La signora che ce l’ha preparato ha una faccia da abbracci, iniziamo a chiacchierare del suo caffè, mente il marito ci osserva da sotto un sombrero di paglia, è timido ma si vede che è felice di averci lì. Arriva Nhora, la figlia trentacinquenne della coppia, che ci farà da guida per tutta la tenuta.
In mezzo al caffè hanno seminato peperoncino, piselli, tuberi vari, limoni, mandarini, fiori. Eccolo quel disordine naturale che da alla loro bevanda un sapore speciale. Li sotto la terra le radici si abbracciano e mescolano i profumi e le proprietà, regalando alla tazza qualcosa di magico.

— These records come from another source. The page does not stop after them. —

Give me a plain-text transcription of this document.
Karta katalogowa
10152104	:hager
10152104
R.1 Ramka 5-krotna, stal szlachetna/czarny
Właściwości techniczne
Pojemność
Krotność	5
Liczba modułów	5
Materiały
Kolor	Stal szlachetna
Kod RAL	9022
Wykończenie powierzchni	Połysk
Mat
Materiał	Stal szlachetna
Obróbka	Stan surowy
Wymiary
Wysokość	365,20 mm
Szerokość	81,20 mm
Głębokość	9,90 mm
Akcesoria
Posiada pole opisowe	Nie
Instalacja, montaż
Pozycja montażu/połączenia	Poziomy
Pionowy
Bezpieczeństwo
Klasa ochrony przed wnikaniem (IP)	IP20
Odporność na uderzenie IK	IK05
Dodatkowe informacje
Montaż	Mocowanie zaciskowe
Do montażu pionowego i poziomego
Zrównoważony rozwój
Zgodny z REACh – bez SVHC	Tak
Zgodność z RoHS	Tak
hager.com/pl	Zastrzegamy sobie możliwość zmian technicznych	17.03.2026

Le pecore non stanno zitte un secondo e la pioggia torna a bagnare gli obiettivi e i cappucci che ci mettiamo in testa. Maciniamo il caffè della famiglia e li filmiamo mentre lo impacchettano. Quei granelli voleranno in Italia, sono orgogliosi mentre gli raccontiamo che lo daremo a chi ci ha aiutate con delle donazioni a essere li con loro.
Scivoliamo in macchina dopo degli abbracci sinceri, ci accingiamo a riceverne altri nella casa di Norberto che dobbiamo lasciare per proseguire il nostro viaggio.
“Che Dio vi benedica!”. Se lo dici tu Norberto, siamo sicure che lo farà. La notte ci accompagna sulla strada verso la prossima tappa, cantiamo un po’ mentre sorridiamo. Vale la pena la pancia ultra piena, il fango sotto le suole, la faccia rossa per il sole, le spalle stanche, vale la pena riempirsi di questa vita.